Hi, I'm a computer science student and I'm having some trouble understanding one of SynMap's outputs. This is the first time I'm using this tool, so my doubts may be very basic. The output I'm interested in is DAGChainer output in genomic coordinates.
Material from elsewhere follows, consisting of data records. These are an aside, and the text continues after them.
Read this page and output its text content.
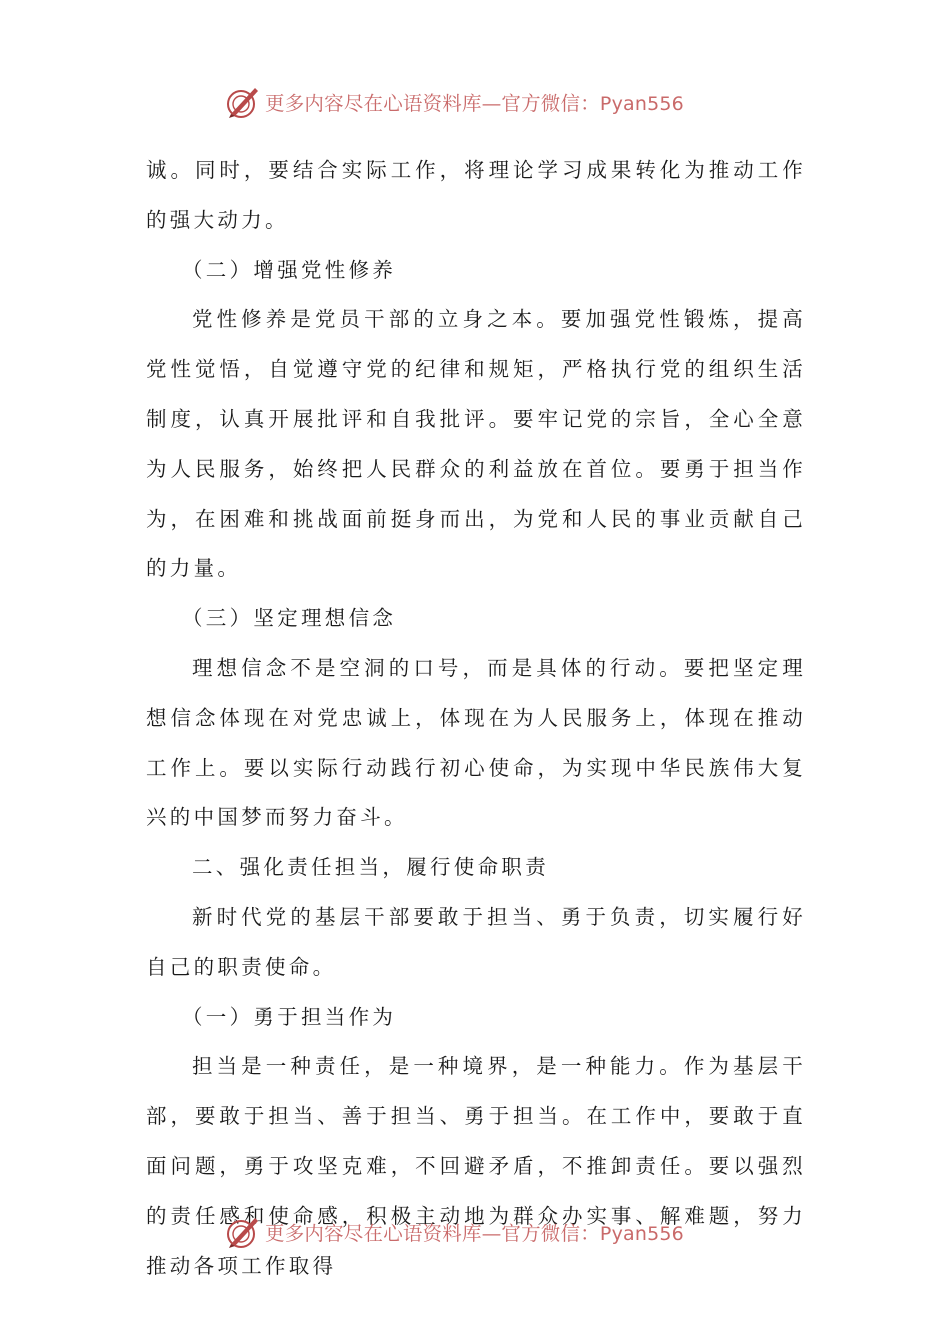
更多内容尽在心语资料库—官方微信：Pyan556

诚。同时，要结合实际工作，将理论学习成果转化为推动工作的强大动力。

（二）增强党性修养

党性修养是党员干部的立身之本。要加强党性锻炼，提高党性觉悟，自觉遵守党的纪律和规矩，严格执行党的组织生活制度，认真开展批评和自我批评。要牢记党的宗旨，全心全意为人民服务，始终把人民群众的利益放在首位。要勇于担当作为，在困难和挑战面前挺身而出，为党和人民的事业贡献自己的力量。

（三）坚定理想信念

理想信念不是空洞的口号，而是具体的行动。要把坚定理想信念体现在对党忠诚上，体现在为人民服务上，体现在推动工作上。要以实际行动践行初心使命，为实现中华民族伟大复兴的中国梦而努力奋斗。

二、强化责任担当，履行使命职责

新时代党的基层干部要敢于担当、勇于负责，切实履行好自己的职责使命。

（一）勇于担当作为

担当是一种责任，是一种境界，是一种能力。作为基层干部，要敢于担当、善于担当、勇于担当。在工作中，要敢于直面问题，勇于攻坚克难，不回避矛盾，不推卸责任。要以强烈的责任感和使命感，积极主动地为群众办实事、解难题，努力推动各项工作取得

更多内容尽在心语资料库—官方微信：Pyan556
I pasted bellow a small sample of the file:
#1 5438.0 a61341_CP009354.1 b61370_CP018835.1 f 114 Mean Ks: 26.8037 Mean Kn: 0.1808
#Ks Kn a<db_genome_id>_<chr> chr1||start1||stop1||name1||strand1||type1||db_feature_id1||genome_order1||percent_id1 start1 stop1 b<db_genome_id>_<chr> chr2||start2||stop2||name2||strand2||type2||db_feature_id2||genome_order2||percent_id2 start2 stop2 eval block_score GEVO_link
3.3861 0.1466 a61341_CP009354.1 CP009354.1||2533113||2533958||cds-AIW14852.1||-1||CDS||3462596172||2299||71.04 2533958 2533113 b61370_CP018835.1 CP018835.1||999503||1000348||cds-ASA55073.1||-1||CDS||3463773201||923||71.04 1000348 999503 1.200000e-161 50
8.9127 0.0410 a61341_CP009354.1 CP009354.1||2534066||2534647||cds-AIW14853.1||-1||CDS||3462596173||2300||77.41 2534647 2534066 b61370_CP018835.1 CP018835.1||1000376||1000951||cds-ASA55074.1||-1||CDS||3463773202||924||77.41 1000951 1000376 5.000000e-143 100
Furthermore, there are other headers as follows (I omitted the actual data):
#1 2729.0 a61341_CP009354.1 b61370_CP018835.1 r 60 Mean Ks: 29.3942 Mean Kn: 0.1974
#1 367.0 a61341_CP009354.1 b61370_CP018836.1 f 8 Mean Ks: 42.0974 Mean Kn: 0.2392
#1 450.0 a61341_CP009355.1 b61370_CP018835.1 f 9 Mean Ks: 26.1880 Mean Kn: 0.1268
#1 391.0 a61341_CP009355.1 b61370_CP018835.1 r 9 Mean Ks: 38.5121 Mean Kn: 0.2237
#1 558.0 a61341_CP009355.1 b61370_CP018836.1 f 12 Mean Ks: 31.9494 Mean Kn: 0.2921
#1 464.0 a61341_CP009355.1 b61370_CP018836.1 r 10 Mean Ks: 58.8696 Mean Kn: 0.3136
I put the repeated headers, there are others (#2
, #3
, etc). Although I've already read the documentation regarding this particular output, still I don't understand what it means. As far as I know, each header starting with #
indicates a synteny between the two chromosomes. The docs say that these can be repeated, and I don't understand what these repeats mean. Probably I'm missing something because I may lack some biological knowledge. Furthermore, could you explain what each row mean? The file itself already has a description for the columns, but I didn't quite get what each row mean.
Sorry if the question is too basic. As I don't have a background in biology, I'm in need of some assistance to interpret the output. Thanks for any help!